Mmmm July brings so many wonderful things from sunshine to some of the best locally grown produce to long bright days and a general increase in smiles across peoples faces in the maritimes. In ways I wish it would last forever, but I also learn to appreciate the time we have with summer more since we know it will come to an end before we know it. 
I've been overindulging in local strawberries since they've hit the markets here in Halifax. I figure I better take advantage of them while I can. They've been playing a vital roll in my breakfasts and salads these days.

I present to you the ultimate smoothie bowl. I get really carried away with my smoothies these days...putting everything from the fridge into one giant bowl, often to large to consume all at once, serving as my breakfast and usually lasting through lunch! Which I'm perfectly fine with.

Green Goddess Super Smoothie Bowl
serves 1 hungry person or two as a snack

1-2 whole frozen banana
1/2 cup frozen papaya (dissected by me and frozen in advance)
handful of fresh strawberries
2 handfuls of fresh local spinach (or 3 if your feeling crazy)
1/2 inch knob of fresh ginger
1/2 a whole mango (or 1/3 cup frozen)
1/2 avocado
2 tbsp chia seeds
1 tbsp flax
1/4 cup coconut milk
1/4-1/2 cup of cashew milk (or almond or nut milk of choice)

Blend and enjoy friends. Top with granola, fresh fruit, seeds, nuts, whatever your heart yearns for.

Cinnamon Granola
makes about 9 cups

5 cups rolled oats
1/2 quinoa puffs (or more oats)
1/2 cup almonds, chopped
1/3 cup pumpkin seeds
1/2 cup unsweetened shredded coconut
1/4 cup raisins
1 tbsp ground cinnamon
1/2 tsp sea salt
1/4 tsp ground nutmeg
1/3 to 1/2 cup maple syrup
1/4 heading cup medjool dates, pitted
2 tbsp melted coconut oil
2 tbsp water
2 tsp pure vanilla

Preheat oven to 300F

Mix all your dry ingredients.
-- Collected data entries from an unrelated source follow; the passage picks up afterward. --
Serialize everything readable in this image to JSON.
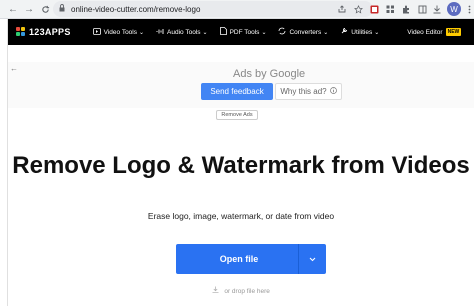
{
  "browser": {
    "url": "online-video-cutter.com/remove-logo",
    "back_icon": "←",
    "forward_icon": "→",
    "reload_icon": "C",
    "avatar_letter": "W"
  },
  "app_nav": {
    "logo": "123APPS",
    "items": [
      {
        "label": "Video Tools",
        "icon": "video-icon"
      },
      {
        "label": "Audio Tools",
        "icon": "audio-icon"
      },
      {
        "label": "PDF Tools",
        "icon": "pdf-icon"
      },
      {
        "label": "Converters",
        "icon": "converters-icon"
      },
      {
        "label": "Utilities",
        "icon": "utilities-icon"
      }
    ],
    "video_editor": "Video Editor",
    "new_badge": "NEW"
  },
  "ad": {
    "ads_by": "Ads by Google",
    "send_feedback": "Send feedback",
    "why_this_ad": "Why this ad?",
    "remove_ads": "Remove Ads"
  },
  "main": {
    "title": "Remove Logo & Watermark from Videos",
    "subtitle": "Erase logo, image, watermark, or date from video",
    "open_file": "Open file",
    "drop_hint": "or drop file here"
  },
  "colors": {
    "primary_button": "#2a72f2",
    "feedback_button": "#4285f4",
    "nav_background": "#000000",
    "new_badge": "#ffcc00"
  }
}
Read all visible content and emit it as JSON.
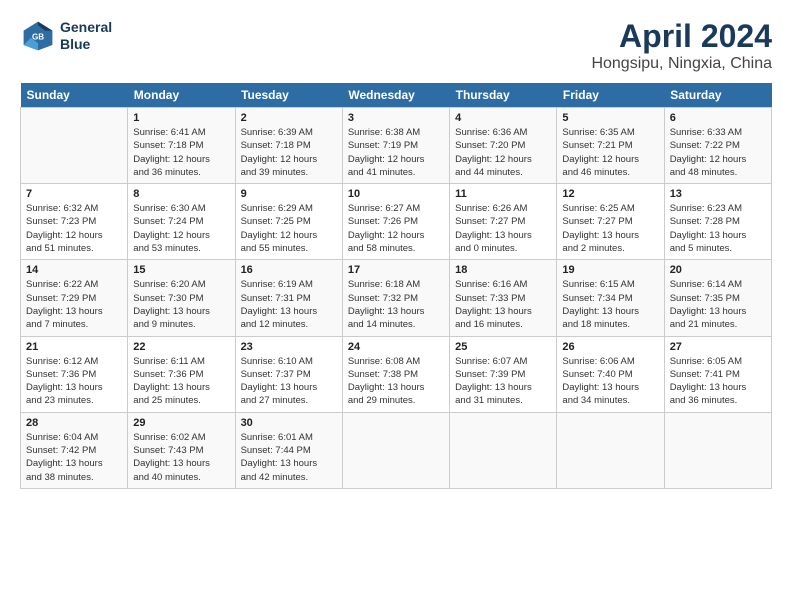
{
  "header": {
    "logo_line1": "General",
    "logo_line2": "Blue",
    "title": "April 2024",
    "subtitle": "Hongsipu, Ningxia, China"
  },
  "columns": [
    "Sunday",
    "Monday",
    "Tuesday",
    "Wednesday",
    "Thursday",
    "Friday",
    "Saturday"
  ],
  "weeks": [
    [
      {
        "day": "",
        "info": ""
      },
      {
        "day": "1",
        "info": "Sunrise: 6:41 AM\nSunset: 7:18 PM\nDaylight: 12 hours\nand 36 minutes."
      },
      {
        "day": "2",
        "info": "Sunrise: 6:39 AM\nSunset: 7:18 PM\nDaylight: 12 hours\nand 39 minutes."
      },
      {
        "day": "3",
        "info": "Sunrise: 6:38 AM\nSunset: 7:19 PM\nDaylight: 12 hours\nand 41 minutes."
      },
      {
        "day": "4",
        "info": "Sunrise: 6:36 AM\nSunset: 7:20 PM\nDaylight: 12 hours\nand 44 minutes."
      },
      {
        "day": "5",
        "info": "Sunrise: 6:35 AM\nSunset: 7:21 PM\nDaylight: 12 hours\nand 46 minutes."
      },
      {
        "day": "6",
        "info": "Sunrise: 6:33 AM\nSunset: 7:22 PM\nDaylight: 12 hours\nand 48 minutes."
      }
    ],
    [
      {
        "day": "7",
        "info": "Sunrise: 6:32 AM\nSunset: 7:23 PM\nDaylight: 12 hours\nand 51 minutes."
      },
      {
        "day": "8",
        "info": "Sunrise: 6:30 AM\nSunset: 7:24 PM\nDaylight: 12 hours\nand 53 minutes."
      },
      {
        "day": "9",
        "info": "Sunrise: 6:29 AM\nSunset: 7:25 PM\nDaylight: 12 hours\nand 55 minutes."
      },
      {
        "day": "10",
        "info": "Sunrise: 6:27 AM\nSunset: 7:26 PM\nDaylight: 12 hours\nand 58 minutes."
      },
      {
        "day": "11",
        "info": "Sunrise: 6:26 AM\nSunset: 7:27 PM\nDaylight: 13 hours\nand 0 minutes."
      },
      {
        "day": "12",
        "info": "Sunrise: 6:25 AM\nSunset: 7:27 PM\nDaylight: 13 hours\nand 2 minutes."
      },
      {
        "day": "13",
        "info": "Sunrise: 6:23 AM\nSunset: 7:28 PM\nDaylight: 13 hours\nand 5 minutes."
      }
    ],
    [
      {
        "day": "14",
        "info": "Sunrise: 6:22 AM\nSunset: 7:29 PM\nDaylight: 13 hours\nand 7 minutes."
      },
      {
        "day": "15",
        "info": "Sunrise: 6:20 AM\nSunset: 7:30 PM\nDaylight: 13 hours\nand 9 minutes."
      },
      {
        "day": "16",
        "info": "Sunrise: 6:19 AM\nSunset: 7:31 PM\nDaylight: 13 hours\nand 12 minutes."
      },
      {
        "day": "17",
        "info": "Sunrise: 6:18 AM\nSunset: 7:32 PM\nDaylight: 13 hours\nand 14 minutes."
      },
      {
        "day": "18",
        "info": "Sunrise: 6:16 AM\nSunset: 7:33 PM\nDaylight: 13 hours\nand 16 minutes."
      },
      {
        "day": "19",
        "info": "Sunrise: 6:15 AM\nSunset: 7:34 PM\nDaylight: 13 hours\nand 18 minutes."
      },
      {
        "day": "20",
        "info": "Sunrise: 6:14 AM\nSunset: 7:35 PM\nDaylight: 13 hours\nand 21 minutes."
      }
    ],
    [
      {
        "day": "21",
        "info": "Sunrise: 6:12 AM\nSunset: 7:36 PM\nDaylight: 13 hours\nand 23 minutes."
      },
      {
        "day": "22",
        "info": "Sunrise: 6:11 AM\nSunset: 7:36 PM\nDaylight: 13 hours\nand 25 minutes."
      },
      {
        "day": "23",
        "info": "Sunrise: 6:10 AM\nSunset: 7:37 PM\nDaylight: 13 hours\nand 27 minutes."
      },
      {
        "day": "24",
        "info": "Sunrise: 6:08 AM\nSunset: 7:38 PM\nDaylight: 13 hours\nand 29 minutes."
      },
      {
        "day": "25",
        "info": "Sunrise: 6:07 AM\nSunset: 7:39 PM\nDaylight: 13 hours\nand 31 minutes."
      },
      {
        "day": "26",
        "info": "Sunrise: 6:06 AM\nSunset: 7:40 PM\nDaylight: 13 hours\nand 34 minutes."
      },
      {
        "day": "27",
        "info": "Sunrise: 6:05 AM\nSunset: 7:41 PM\nDaylight: 13 hours\nand 36 minutes."
      }
    ],
    [
      {
        "day": "28",
        "info": "Sunrise: 6:04 AM\nSunset: 7:42 PM\nDaylight: 13 hours\nand 38 minutes."
      },
      {
        "day": "29",
        "info": "Sunrise: 6:02 AM\nSunset: 7:43 PM\nDaylight: 13 hours\nand 40 minutes."
      },
      {
        "day": "30",
        "info": "Sunrise: 6:01 AM\nSunset: 7:44 PM\nDaylight: 13 hours\nand 42 minutes."
      },
      {
        "day": "",
        "info": ""
      },
      {
        "day": "",
        "info": ""
      },
      {
        "day": "",
        "info": ""
      },
      {
        "day": "",
        "info": ""
      }
    ]
  ]
}
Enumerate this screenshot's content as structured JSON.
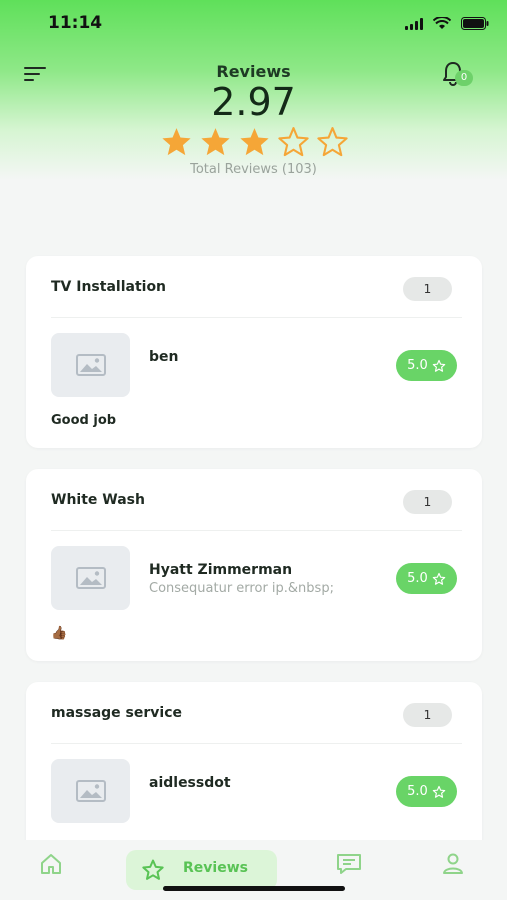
{
  "status": {
    "time": "11:14"
  },
  "header": {
    "title": "Reviews",
    "rating": "2.97",
    "rating_value": 2.97,
    "stars_max": 5,
    "total": "Total Reviews (103)",
    "notifications": "0"
  },
  "reviews": [
    {
      "service": "TV Installation",
      "count": "1",
      "user": "ben",
      "subtitle": "",
      "rating": "5.0",
      "comment": "Good job"
    },
    {
      "service": "White Wash",
      "count": "1",
      "user": "Hyatt Zimmerman",
      "subtitle": "Consequatur error ip.&nbsp;",
      "rating": "5.0",
      "comment": "👍🏾"
    },
    {
      "service": "massage service",
      "count": "1",
      "user": "aidlessdot",
      "subtitle": "",
      "rating": "5.0",
      "comment": ""
    }
  ],
  "nav": {
    "active": "Reviews",
    "items": [
      "home",
      "reviews",
      "messages",
      "profile"
    ]
  },
  "colors": {
    "accent": "#69d467",
    "star": "#f5a637",
    "nav_bg": "#dcf5d8"
  }
}
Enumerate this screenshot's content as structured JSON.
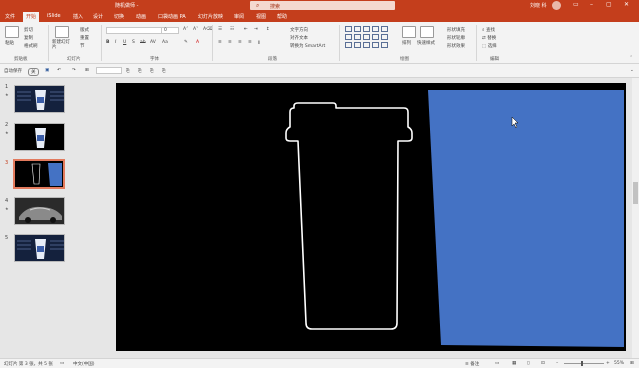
{
  "title": {
    "doc": "随机做师 -",
    "search_placeholder": "搜索",
    "user": "刘晓 科"
  },
  "tabs": [
    "文件",
    "开始",
    "iSlide",
    "插入",
    "设计",
    "切换",
    "动画",
    "口袋动画 PA",
    "幻灯片放映",
    "审阅",
    "视图",
    "帮助"
  ],
  "active_tab_index": 1,
  "ribbon": {
    "clipboard": {
      "paste": "粘贴",
      "cut": "剪切",
      "copy": "复制",
      "format": "格式刷",
      "label": "剪贴板"
    },
    "slides": {
      "new_slide": "新建幻灯片",
      "layout": "版式",
      "reset": "重置",
      "section": "节",
      "label": "幻灯片"
    },
    "font": {
      "label": "字体",
      "size": "0"
    },
    "paragraph": {
      "label": "段落",
      "text_dir": "文字方向",
      "align_text": "对齐文本",
      "smartart": "转换为 SmartArt"
    },
    "drawing": {
      "arrange": "排列",
      "quick_styles": "快速样式",
      "fill": "形状填充",
      "outline": "形状轮廓",
      "effects": "形状效果",
      "label": "绘图"
    },
    "editing": {
      "find": "查找",
      "replace": "替换",
      "select": "选择",
      "label": "编辑"
    }
  },
  "qat": {
    "autosave": "自动保存",
    "autosave_state": "关"
  },
  "slides": [
    {
      "num": "1",
      "star": "★",
      "kind": "cup-blue"
    },
    {
      "num": "2",
      "star": "★",
      "kind": "cup-dark"
    },
    {
      "num": "3",
      "star": "",
      "kind": "outline-blue",
      "selected": true
    },
    {
      "num": "4",
      "star": "★",
      "kind": "car"
    },
    {
      "num": "5",
      "star": "",
      "kind": "cup-blue"
    }
  ],
  "status": {
    "slide_info": "幻灯片 第 3 张，共 5 张",
    "lang": "中文(中国)",
    "notes": "备注",
    "zoom": "55%"
  },
  "colors": {
    "brand": "#c43e1c",
    "shape_fill": "#4472c4",
    "outline": "#ffffff"
  }
}
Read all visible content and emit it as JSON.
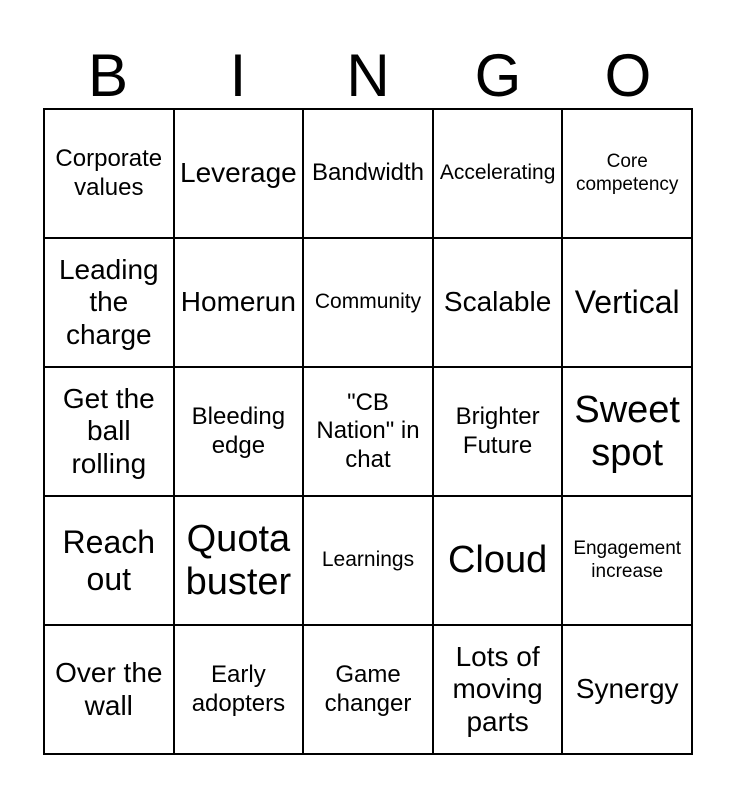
{
  "card": {
    "header_letters": [
      "B",
      "I",
      "N",
      "G",
      "O"
    ],
    "rows": 5,
    "columns": 5,
    "colors": {
      "background": "#ffffff",
      "text": "#000000",
      "grid_line": "#000000"
    },
    "cells": [
      [
        {
          "text": "Corporate values",
          "size": "md"
        },
        {
          "text": "Leverage",
          "size": "lg"
        },
        {
          "text": "Bandwidth",
          "size": "md"
        },
        {
          "text": "Accelerating",
          "size": "sm"
        },
        {
          "text": "Core competency",
          "size": "xs"
        }
      ],
      [
        {
          "text": "Leading the charge",
          "size": "lg"
        },
        {
          "text": "Homerun",
          "size": "lg"
        },
        {
          "text": "Community",
          "size": "sm"
        },
        {
          "text": "Scalable",
          "size": "lg"
        },
        {
          "text": "Vertical",
          "size": "xl"
        }
      ],
      [
        {
          "text": "Get the ball rolling",
          "size": "lg"
        },
        {
          "text": "Bleeding edge",
          "size": "md"
        },
        {
          "text": "\"CB Nation\" in chat",
          "size": "md"
        },
        {
          "text": "Brighter Future",
          "size": "md"
        },
        {
          "text": "Sweet spot",
          "size": "xxl"
        }
      ],
      [
        {
          "text": "Reach out",
          "size": "xl"
        },
        {
          "text": "Quota buster",
          "size": "xxl"
        },
        {
          "text": "Learnings",
          "size": "sm"
        },
        {
          "text": "Cloud",
          "size": "xxl"
        },
        {
          "text": "Engagement increase",
          "size": "xs"
        }
      ],
      [
        {
          "text": "Over the wall",
          "size": "lg"
        },
        {
          "text": "Early adopters",
          "size": "md"
        },
        {
          "text": "Game changer",
          "size": "md"
        },
        {
          "text": "Lots of moving parts",
          "size": "lg"
        },
        {
          "text": "Synergy",
          "size": "lg"
        }
      ]
    ]
  }
}
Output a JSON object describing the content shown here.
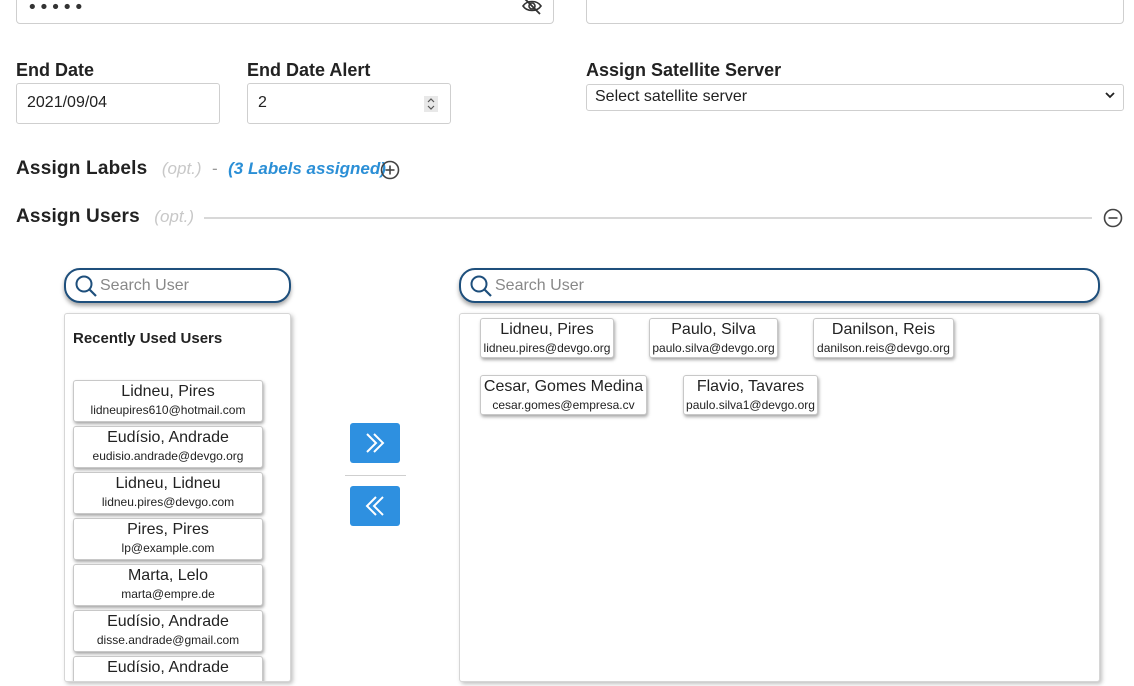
{
  "top": {
    "password_mask": "•••••"
  },
  "end_date": {
    "label": "End Date",
    "value": "2021/09/04"
  },
  "end_date_alert": {
    "label": "End Date Alert",
    "value": "2"
  },
  "satellite": {
    "label": "Assign Satellite Server",
    "selected": "Select satellite server"
  },
  "assign_labels": {
    "title": "Assign Labels",
    "opt": "(opt.)",
    "dash": "-",
    "assigned": "(3 Labels assigned)"
  },
  "assign_users": {
    "title": "Assign Users",
    "opt": "(opt.)"
  },
  "left_search": {
    "placeholder": "Search User"
  },
  "right_search": {
    "placeholder": "Search User"
  },
  "recent": {
    "title": "Recently Used Users",
    "users": [
      {
        "name": "Lidneu, Pires",
        "email": "lidneupires610@hotmail.com"
      },
      {
        "name": "Eudísio, Andrade",
        "email": "eudisio.andrade@devgo.org"
      },
      {
        "name": "Lidneu, Lidneu",
        "email": "lidneu.pires@devgo.com"
      },
      {
        "name": "Pires, Pires",
        "email": "lp@example.com"
      },
      {
        "name": "Marta, Lelo",
        "email": "marta@empre.de"
      },
      {
        "name": "Eudísio, Andrade",
        "email": "disse.andrade@gmail.com"
      },
      {
        "name": "Eudísio, Andrade",
        "email": ""
      }
    ]
  },
  "assigned_users": [
    {
      "name": "Lidneu, Pires",
      "email": "lidneu.pires@devgo.org"
    },
    {
      "name": "Paulo, Silva",
      "email": "paulo.silva@devgo.org"
    },
    {
      "name": "Danilson, Reis",
      "email": "danilson.reis@devgo.org"
    },
    {
      "name": "Cesar, Gomes Medina",
      "email": "cesar.gomes@empresa.cv"
    },
    {
      "name": "Flavio, Tavares",
      "email": "paulo.silva1@devgo.org"
    }
  ],
  "colors": {
    "accent": "#2e90e0",
    "link": "#2b8fd6",
    "search_border": "#1e4f7c"
  },
  "icons": {
    "eye": "eye-slash-icon",
    "add": "plus-circle-icon",
    "collapse": "minus-circle-icon",
    "search": "search-icon",
    "move_right": "double-chevron-right-icon",
    "move_left": "double-chevron-left-icon"
  }
}
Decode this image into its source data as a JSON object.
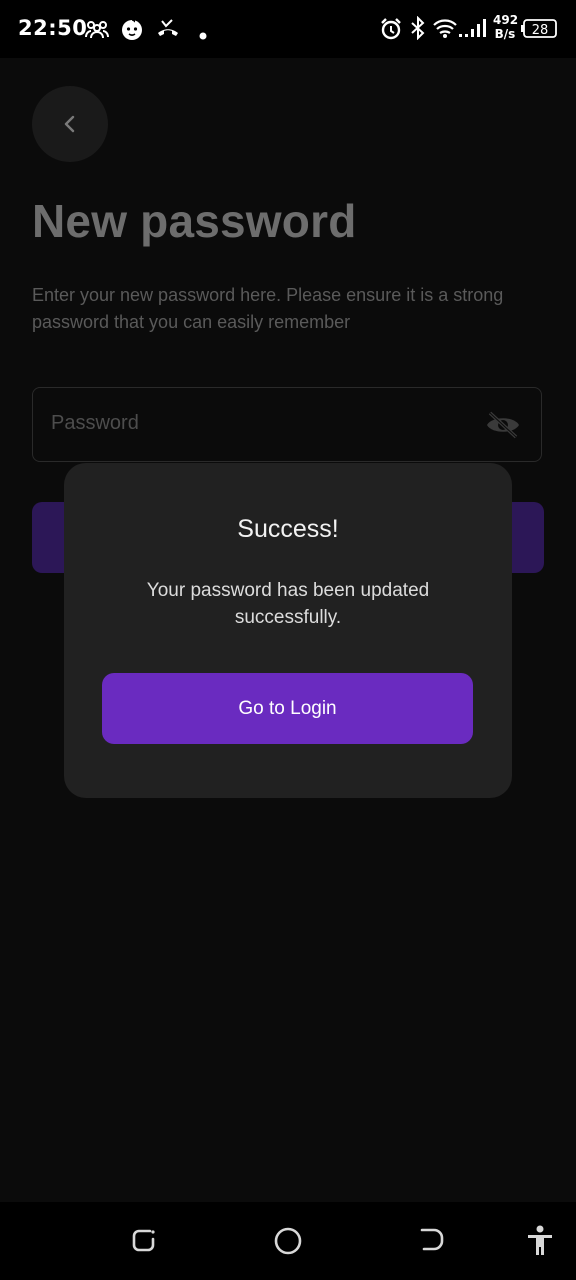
{
  "status_bar": {
    "time": "22:50",
    "net_speed_value": "492",
    "net_speed_unit": "B/s",
    "battery": "28",
    "icons": [
      "group-icon",
      "baby-face-icon",
      "missed-call-icon",
      "dot-icon",
      "alarm-icon",
      "bluetooth-icon",
      "wifi-icon",
      "signal-icon",
      "battery-icon"
    ]
  },
  "page": {
    "title": "New password",
    "subtitle": "Enter your new password here. Please ensure it is a strong password that you can easily remember",
    "password_placeholder": "Password"
  },
  "modal": {
    "title": "Success!",
    "message": "Your password has been updated successfully.",
    "button_label": "Go to Login"
  },
  "colors": {
    "accent": "#6a2bc0",
    "modal_bg": "#212121",
    "screen_bg": "#0b0b0b"
  },
  "nav_bar": {
    "icons": [
      "recents-icon",
      "home-icon",
      "back-icon",
      "accessibility-icon"
    ]
  }
}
Except raisins.

Blend dates, maple syrup, coconut oil, water and vanilla. Mix your wet with your dry until well coated and spread evenly/thinly on parchment lined pans. Set your timer for 30 minutes and toss every 10 to make sure the granola gets cooked evenly. After the 20 minute mark throw your raisins in to prevent burning. Let cool completely before breaking up clusters and store in an air tight container for up to two weeks!